La stratégie de transition énergétique allemande, la fameuse Energiewende, tant vantée par la Commission européenne qui en a fait son modèle et par de nombreux mouvements écologistes est un échec cuisant. Après avoir investi près de 700 milliards d’euros, l’Allemagne n’a pas atteint ses objectifs de baisse des émissions de gaz à effet de serre et a vu les prix de l’énergie s’envoler au point de mettre en péril son modèle économique industriel. C’est la Cour des comptes allemande qui le dit…
En 2023, l’Allemagne a émis 417 grammes de CO2 par kWh d’électricité produit, le même niveau qu’en 2019, quand la France n’émettait en moyenne que 59 grammes de CO2 par kWh…
Tout miser sur les renouvelables intermittents (éolien et solaire) tout en abandonnant le nucléaire revient à être dépendant de la météorologie pour produire de l’électricité et du charbon et des importations de gaz quand il n’y a pas de vent et de soleil. Mais les choses pourraient changer… Deux années seulement après la fermeture définitive des trois derniers réacteurs nucléaires en service dans le pays, l’Allemagne pourrait revenir vers l’énergie nucléaire… En tout cas, tel est le souhait du futur nouveau chancelier allemand, le conservateur (CDU) Friedrich Merz dont le parti a remporté les élections du 23 février.
Une collaboration avec la France…
Friedrich Merz a même été jusqu’à évoquer l’idée d’une collaboration avec la France. « Nous réfléchissons à la possibilité de construire ces petits réacteurs modulaires, peut-être en collaboration avec la France », a-t-il déclaré au magazine Spiegel. Un virage à 180 degrés de la politique énergétique allemande qui a consisté depuis plus d’une décennie à tenter dans les institutions européennes de saboter la stratégie nucléaire française. Cela n’a pendant longtemps pas été très compliqué puisque sous la présidence de François Hollande et d’Emmanuel Macron jusqu’en 2022, la France a elle-même abandonné sa filière nucléaire.
En tout cas, la CDU et son parti frère bavarois, l’Union chrétienne-sociale, qui devraient diriger la prochaine coalition gouvernementale ont fait de l’énergie nucléaire un enjeu électoral.
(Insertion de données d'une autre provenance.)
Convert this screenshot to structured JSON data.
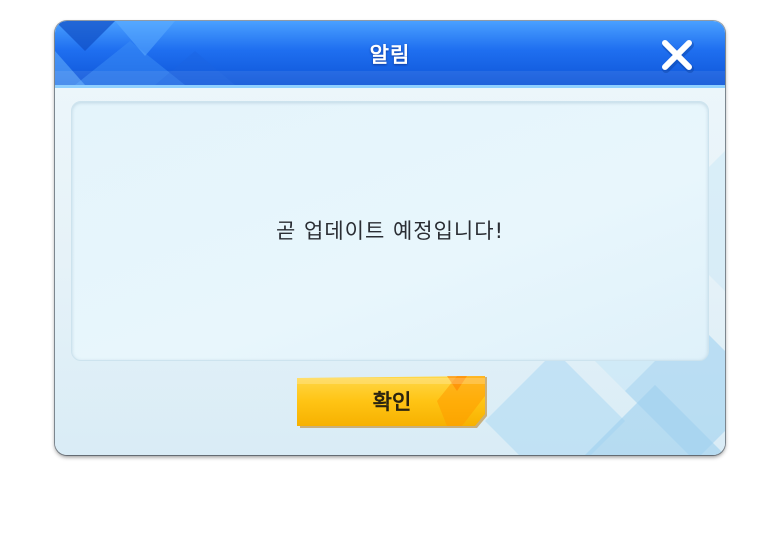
{
  "dialog": {
    "title": "알림",
    "message": "곧 업데이트 예정입니다!",
    "confirm_label": "확인",
    "close_icon": "close-icon"
  },
  "colors": {
    "header_top": "#4aa0ff",
    "header_bottom": "#0e55d8",
    "button_yellow": "#ffc61a",
    "button_orange": "#ff9a00",
    "panel_bg": "#e6f4fb"
  }
}
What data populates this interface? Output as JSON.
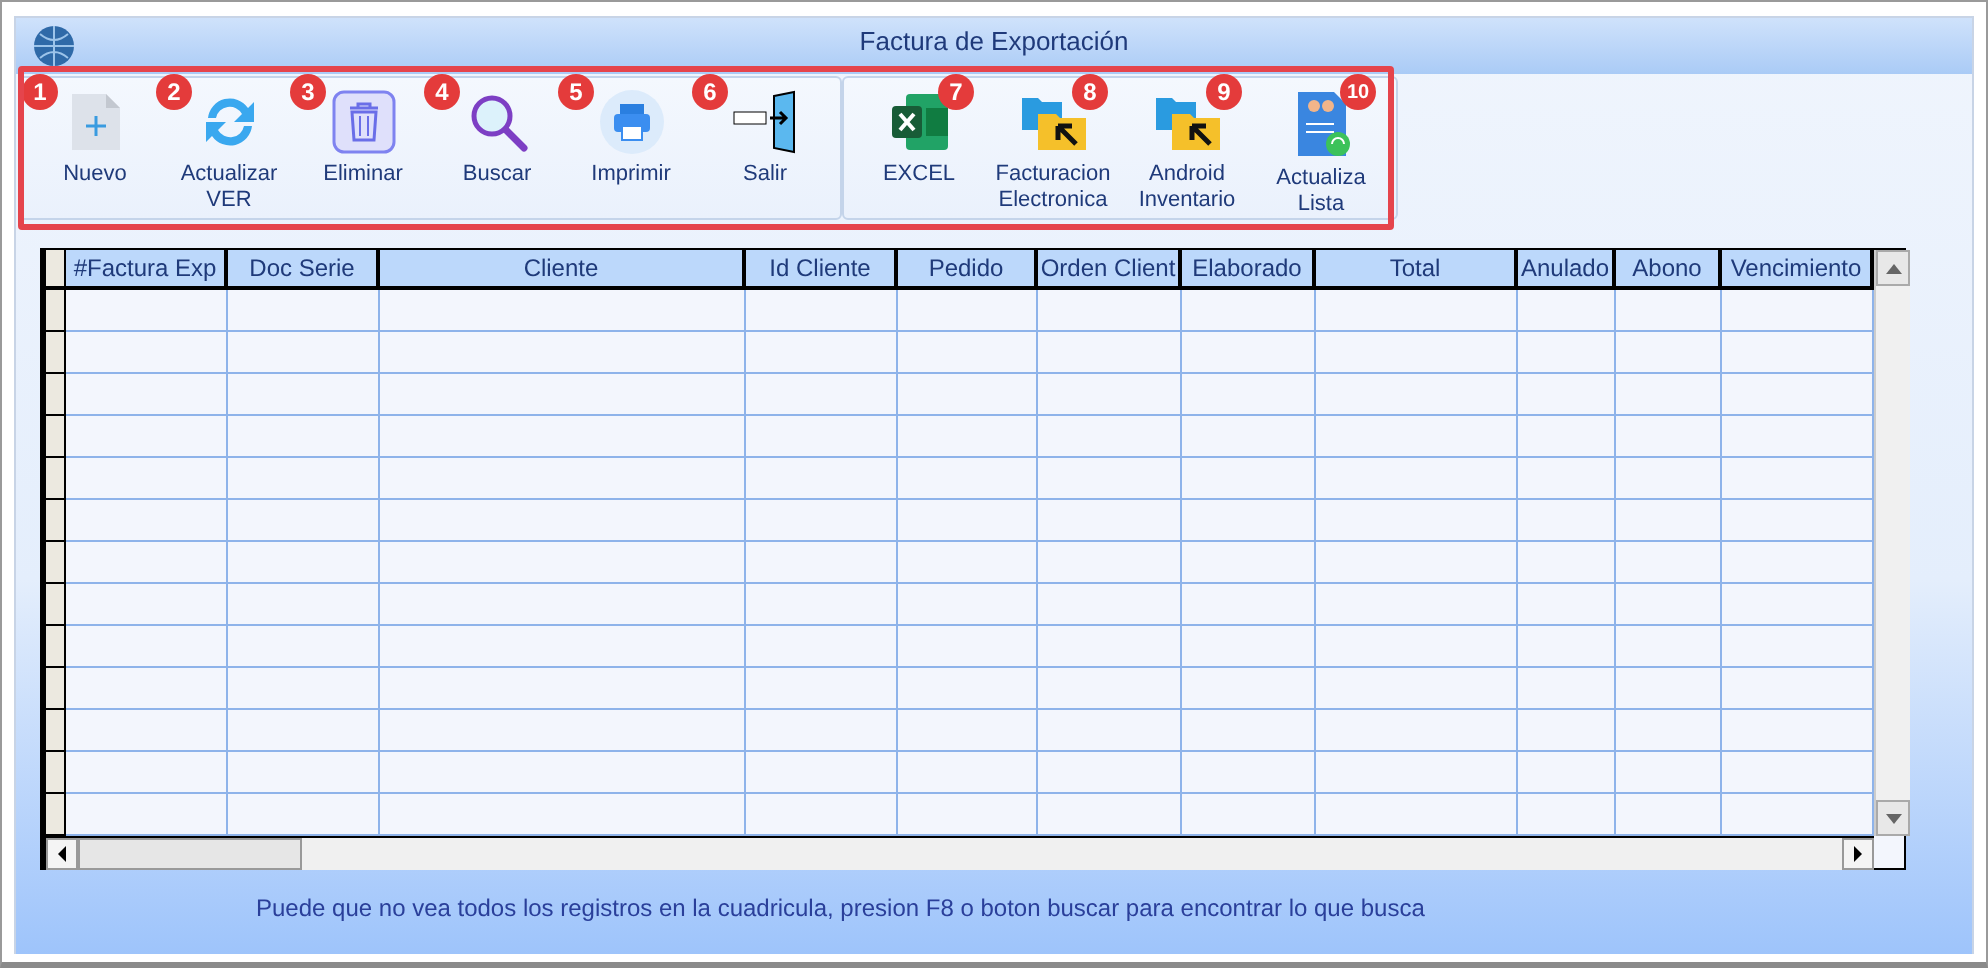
{
  "window": {
    "title": "Factura de Exportación"
  },
  "toolbar": {
    "groups": [
      [
        {
          "kind": "new",
          "label": "Nuevo",
          "badge": "1"
        },
        {
          "kind": "refresh",
          "label": "Actualizar\nVER",
          "badge": "2"
        },
        {
          "kind": "delete",
          "label": "Eliminar",
          "badge": "3"
        },
        {
          "kind": "search",
          "label": "Buscar",
          "badge": "4"
        },
        {
          "kind": "print",
          "label": "Imprimir",
          "badge": "5"
        },
        {
          "kind": "exit",
          "label": "Salir",
          "badge": "6"
        }
      ],
      [
        {
          "kind": "excel",
          "label": "EXCEL",
          "badge": "7"
        },
        {
          "kind": "folder",
          "label": "Facturacion\nElectronica",
          "badge": "8"
        },
        {
          "kind": "folder",
          "label": "Android\nInventario",
          "badge": "9"
        },
        {
          "kind": "list",
          "label": "Actualiza\nLista",
          "badge": "10"
        }
      ]
    ]
  },
  "table": {
    "columns": [
      "#Factura Exp",
      "Doc Serie",
      "Cliente",
      "Id Cliente",
      "Pedido",
      "Orden Client",
      "Elaborado",
      "Total",
      "Anulado",
      "Abono",
      "Vencimiento"
    ]
  },
  "hint": "Puede que no vea todos los registros en la cuadricula, presion F8 o boton buscar para encontrar lo que busca"
}
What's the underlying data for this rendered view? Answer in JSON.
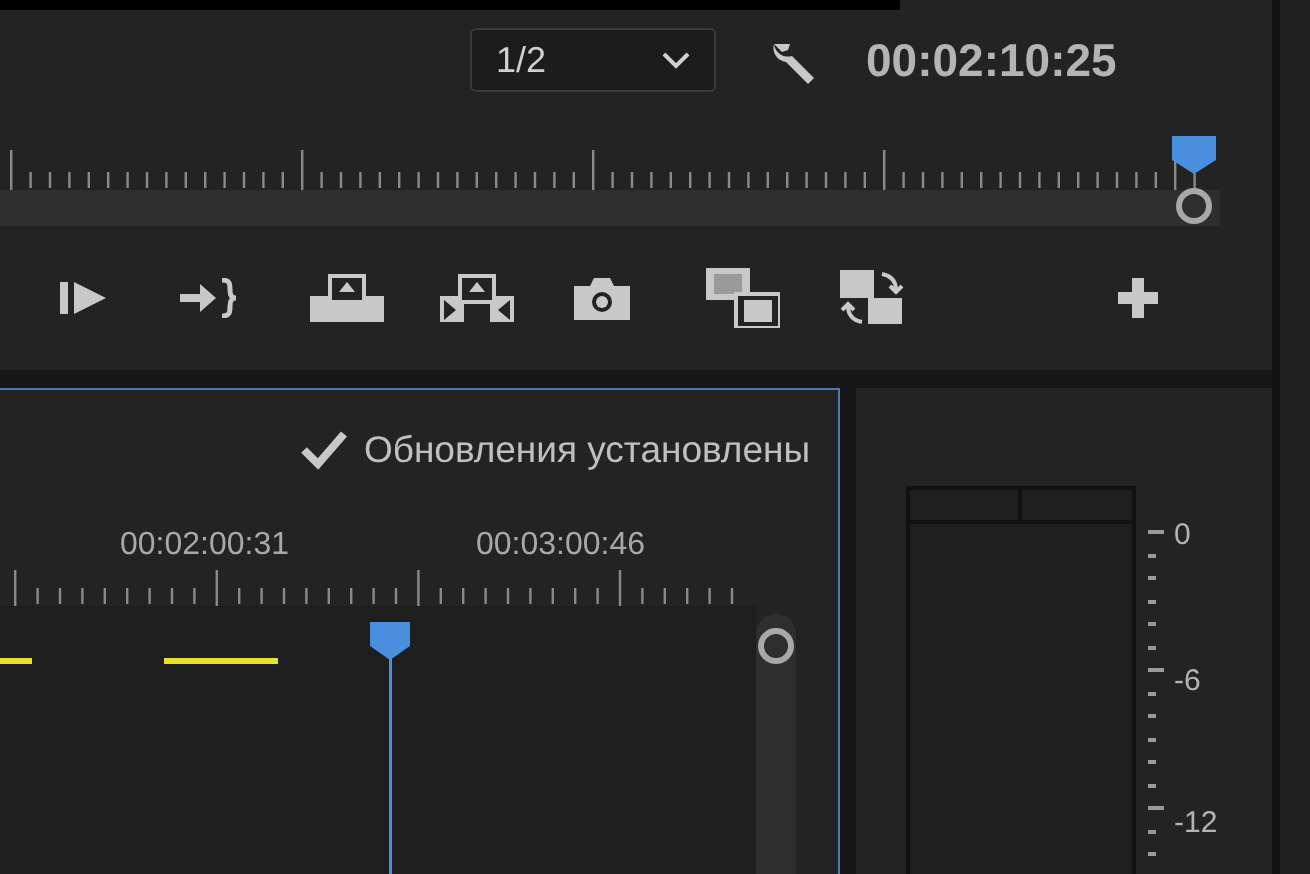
{
  "program_monitor": {
    "resolution": "1/2",
    "timecode": "00:02:10:25"
  },
  "timeline": {
    "status": "Обновления установлены",
    "ruler_labels": [
      "00:02:00:31",
      "00:03:00:46"
    ]
  },
  "audio_meter": {
    "scale": [
      "0",
      "-6",
      "-12"
    ]
  }
}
Le programme du parti appelle explicitement à la recherche sur la technologie nucléaire de la prochaine génération, y compris les petits réacteurs modulaires (SMR).
La CDU est loin d’être seule, les libéraux et l’extrême-droite sont aussi pro-nucléaires
« Il est dans notre intérêt national de conserver l’option de l’énergie nucléaire », déclare Jens Spahn, leader parlementaire adjoint de la CDU à POLITICO. « Lorsqu’une nouvelle génération de petites centrales nucléaires à faible production de déchets sera prête pour le marché, nous devrons l’utiliser… La demande d’énergie dans le monde numérique augmente au lieu de diminuer. »
Et la CDU est loin d’être seule. Le parti libéral (FDP) est aussi favorable au retour du nucléaire tout comme le parti d’extrême-droite, l’Alternative pour l’Allemagne (AfD). L’AfD va même encore plus loin que les autres partis en demandant que l’Allemagne revienne complètement sur sa sortie du nucléaire et relance les grands réacteurs mis hors service.
Rafael Laguna de la Vera, directeur de l’agence publique d’innovation Sprind, estime lui aussi que l’Allemagne doit revenir et vite dans le jeu nucléaire. « Nous ne pourrons pas satisfaire la soif d’énergie des années à venir uniquement avec des éoliennes et des parcs solaires, et certainement pas de manière neutre pour le climat », affirme-t-il.
L’idéologie écologiste anti-nucléaire est née en Allemagne dans les années 1970
Cela dit l’opposition au nucléaire reste forte dans la population allemande. Ce n’est pas pour rien si l’idéologie écologiste, à l’origine uniquement anti-nucléaire, est née dans les années 1970 en Allemagne. A cette époque, l’opinion allemande mélangeait allégrement la peur de l’arme atomique, d’être le champ de bataille entre l’URSS et l’Otan, et le nucléaire civil. C’était l’époque du slogan « plutôt rouge que mort ».
Ce rejet du nucléaire a été alimenté par la catastrophe de Tchernobyl en URSS en 1986 et l’accident de Fukushima en 2011. Angela Merkel surfant alors sur la crainte du nucléaire avait décidé de la fin de cette source d’énergie en Allemagne ce qui permettait de renforcer encore les liens gaziers avec la Russie. Ce n’est pas pour rien si Gazprom a financé pendant des années outre-Rhin des mouvements écologistes opposés au nucléaire… et favorables au gaz.
L’Allemagne se réveille enfin. Il est presque déjà trop tard.